No Rio Grande do Sul as mulheres estão se deslocando para abrigos separados para fugir do assédio e da violência masculina. São homens que insistem no crime de entender que corpos femininos, conhecidos ou não, são deles. Em meio à tragédia e ao caos precisamos seguir  acolhendo e protegendo as meninas, adolescentes e as mulheres, adultas e idosas.

Enquanto isso, homens de Norte ao Sul  do país seguem se sentindo no direito de tocar nossos corpos sem pedir permissão.

Isso acontece todos os dias na forma de  brincadeira, na forma de toque explicativo, na forma de “carinho” não solicitado ou através de um toque intencional.

Nem passa pela cabeça da maioria dos homens pedir permissão às mulheres. É algo tão “normal” para eles que nem imaginam que, ser tocada sem permissão,  não é algo natural para nós.

Mas estamos resistindo e transformando essa triste realidade. Homens sensíveis e sintonizados com nosso tempo histórico passaram a perguntar “posso?” antes de tocar na mão, no ombro, na cintura ou no cabelo de uma mulher. São homens que querem construir a Sociedade do Cuidado conosco.

Mesmo que seja em uma consulta com um profissional de saúde, é preciso informar os procedimentos e pedir permissão à paciente. Nosso corpo não é público.

Independentemente da idade, não estamos  a disposição. Essa microviolência cotidiana que é invasiva, provoca medo e pode trazer a tona traumas recentes ou antigos. E raiva da impotência.

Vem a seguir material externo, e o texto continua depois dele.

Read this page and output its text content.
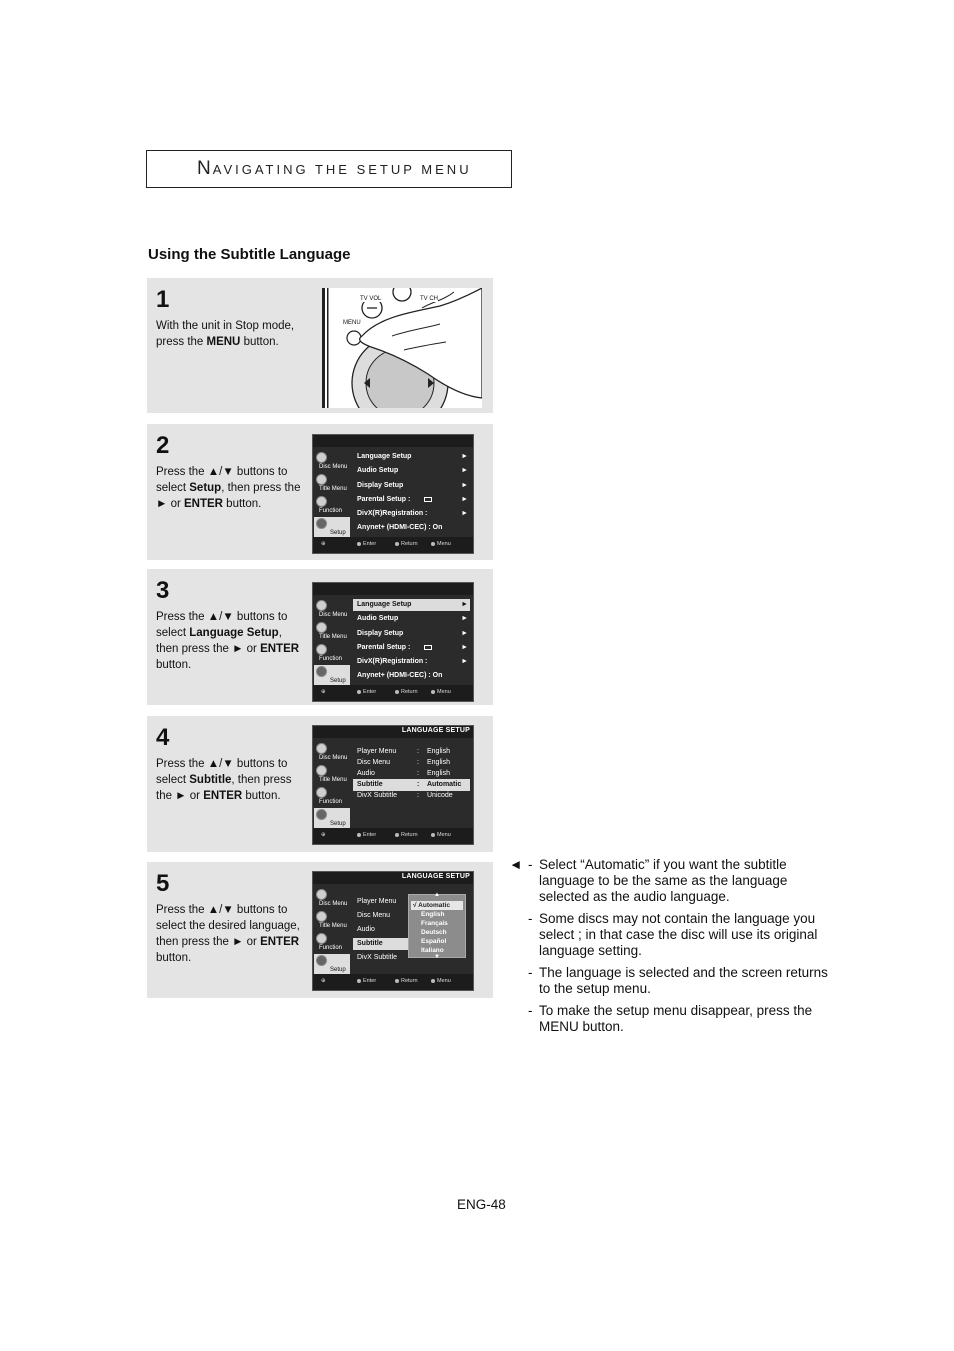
N AVIGATING THE SETUP MENU
Using the Subtitle Language
1
With the unit in Stop mode, press the MENU button.
TV VOL	TV CH
MENU
2
Press the ▲/▼ buttons to select Setup, then press the ► or ENTER button.
Disc Menu
Title Menu
Function
Setup
Language Setup	►
Audio Setup	►
Display Setup	►
Parental Setup :	►
DivX(R)Registration :	►
Anynet+ (HDMI-CEC) : On
⊕	Enter	Return	Menu
3
Press the ▲/▼ buttons to select Language Setup, then press the ► or ENTER button.
Disc Menu
Title Menu
Function
Setup
Language Setup	►
Audio Setup	►
Display Setup	►
Parental Setup :	►
DivX(R)Registration :	►
Anynet+ (HDMI-CEC) : On
⊕	Enter	Return	Menu
4
Press the ▲/▼ buttons to select Subtitle, then press the ► or ENTER button.
LANGUAGE SETUP
Disc Menu
Title Menu
Function
Setup
Player Menu	: English
Disc Menu	: English
Audio	: English
Subtitle	: Automatic
DivX Subtitle	: Unicode
⊕	Enter	Return	Menu
5
Press the ▲/▼ buttons to select the desired language, then press the ► or ENTER button.
LANGUAGE SETUP
Disc Menu
Title Menu
Function
Setup
Player Menu
Disc Menu
Audio
Subtitle
DivX Subtitle
▲
√ Automatic
English
Français
Deutsch
Español
Italiano
▼
⊕	Enter	Return	Menu
◄ - Select “Automatic” if you want the subtitle language to be the same as the language selected as the audio language.
- Some discs may not contain the language you select ; in that case the disc will use its original language setting.
- The language is selected and the screen returns to the setup menu.
- To make the setup menu disappear, press the MENU button.
ENG-48
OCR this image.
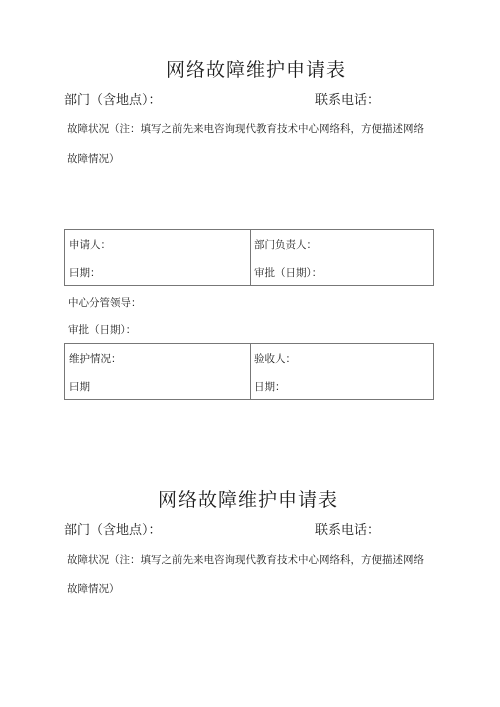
网络故障维护申请表
部门（含地点）：	联系电话：
故障状况（注：填写之前先来电咨询现代教育技术中心网络科，方便描述网络
故障情况）
申请人：
曰期：
部门负责人：
审批（日期）：
中心分管领导：
审批（日期）：
维护情况：
曰期
验收人：
日期：
网络故障维护申请表
部门（含地点）：	联系电话：
故障状况（注：填写之前先来电咨询现代教育技术中心网络科，方便描述网络
故障情况）
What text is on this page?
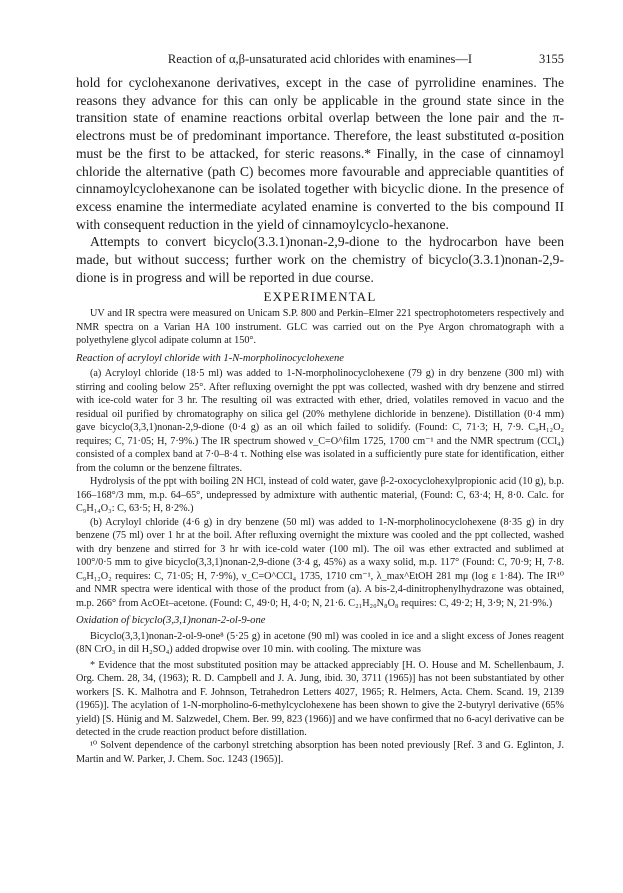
Reaction of α,β-unsaturated acid chlorides with enamines—I	3155

hold for cyclohexanone derivatives, except in the case of pyrrolidine enamines. The reasons they advance for this can only be applicable in the ground state since in the transition state of enamine reactions orbital overlap between the lone pair and the π-electrons must be of predominant importance. Therefore, the least substituted α-position must be the first to be attacked, for steric reasons.* Finally, in the case of cinnamoyl chloride the alternative (path C) becomes more favourable and appreciable quantities of cinnamoylcyclohexanone can be isolated together with bicyclic dione. In the presence of excess enamine the intermediate acylated enamine is converted to the bis compound II with consequent reduction in the yield of cinnamoylcyclo-hexanone.

Attempts to convert bicyclo(3.3.1)nonan-2,9-dione to the hydrocarbon have been made, but without success; further work on the chemistry of bicyclo(3.3.1)nonan-2,9-dione is in progress and will be reported in due course.

EXPERIMENTAL

UV and IR spectra were measured on Unicam S.P. 800 and Perkin–Elmer 221 spectrophotometers respectively and NMR spectra on a Varian HA 100 instrument. GLC was carried out on the Pye Argon chromatograph with a polyethylene glycol adipate column at 150°.

Reaction of acryloyl chloride with 1-N-morpholinocyclohexene

(a) Acryloyl chloride (18·5 ml) was added to 1-N-morpholinocyclohexene (79 g) in dry benzene (300 ml) with stirring and cooling below 25°. After refluxing overnight the ppt was collected, washed with dry benzene and stirred with ice-cold water for 3 hr. The resulting oil was extracted with ether, dried, volatiles removed in vacuo and the residual oil purified by chromatography on silica gel (20% methylene dichloride in benzene). Distillation (0·4 mm) gave bicyclo(3,3,1)nonan-2,9-dione (0·4 g) as an oil which failed to solidify. (Found: C, 71·3; H, 7·9. C₉H₁₂O₂ requires; C, 71·05; H, 7·9%.) The IR spectrum showed ν_C=O^film 1725, 1700 cm⁻¹ and the NMR spectrum (CCl₄) consisted of a complex band at 7·0–8·4 τ. Nothing else was isolated in a sufficiently pure state for identification, either from the column or the benzene filtrates.

Hydrolysis of the ppt with boiling 2N HCl, instead of cold water, gave β-2-oxocyclohexylpropionic acid (10 g), b.p. 166–168°/3 mm, m.p. 64–65°, undepressed by admixture with authentic material, (Found: C, 63·4; H, 8·0. Calc. for C₉H₁₄O₃: C, 63·5; H, 8·2%.)

(b) Acryloyl chloride (4·6 g) in dry benzene (50 ml) was added to 1-N-morpholinocyclohexene (8·35 g) in dry benzene (75 ml) over 1 hr at the boil. After refluxing overnight the mixture was cooled and the ppt collected, washed with dry benzene and stirred for 3 hr with ice-cold water (100 ml). The oil was ether extracted and sublimed at 100°/0·5 mm to give bicyclo(3,3,1)nonan-2,9-dione (3·4 g, 45%) as a waxy solid, m.p. 117° (Found: C, 70·9; H, 7·8. C₉H₁₂O₂ requires: C, 71·05; H, 7·9%), ν_C=O^CCl₄ 1735, 1710 cm⁻¹, λ_max^EtOH 281 mμ (log ε 1·84). The IR¹⁰ and NMR spectra were identical with those of the product from (a). A bis-2,4-dinitrophenylhydrazone was obtained, m.p. 266° from AcOEt–acetone. (Found: C, 49·0; H, 4·0; N, 21·6. C₂₁H₂₀N₈O₈ requires: C, 49·2; H, 3·9; N, 21·9%.)

Oxidation of bicyclo(3,3,1)nonan-2-ol-9-one

Bicyclo(3,3,1)nonan-2-ol-9-one⁸ (5·25 g) in acetone (90 ml) was cooled in ice and a slight excess of Jones reagent (8N CrO₃ in dil H₂SO₄) added dropwise over 10 min. with cooling. The mixture was

* Evidence that the most substituted position may be attacked appreciably [H. O. House and M. Schellenbaum, J. Org. Chem. 28, 34, (1963); R. D. Campbell and J. A. Jung, ibid. 30, 3711 (1965)] has not been substantiated by other workers [S. K. Malhotra and F. Johnson, Tetrahedron Letters 4027, 1965; R. Helmers, Acta. Chem. Scand. 19, 2139 (1965)]. The acylation of 1-N-morpholino-6-methylcyclohexene has been shown to give the 2-butyryl derivative (65% yield) [S. Hünig and M. Salzwedel, Chem. Ber. 99, 823 (1966)] and we have confirmed that no 6-acyl derivative can be detected in the crude reaction product before distillation.

¹⁰ Solvent dependence of the carbonyl stretching absorption has been noted previously [Ref. 3 and G. Eglinton, J. Martin and W. Parker, J. Chem. Soc. 1243 (1965)].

Para construir uma Sociedade do Cuidado há uma longa caminhada de aprendizado e diálogo a ser incentivado. Validar as variações linguísticas que tentam expressar o cuidado de gênero é um bom começo.

Nessa construção, precisaremos desconstruir essas  microviolências cotidianas, estimulando desde a infância o respeito aos corpos, em especial o das mulheres.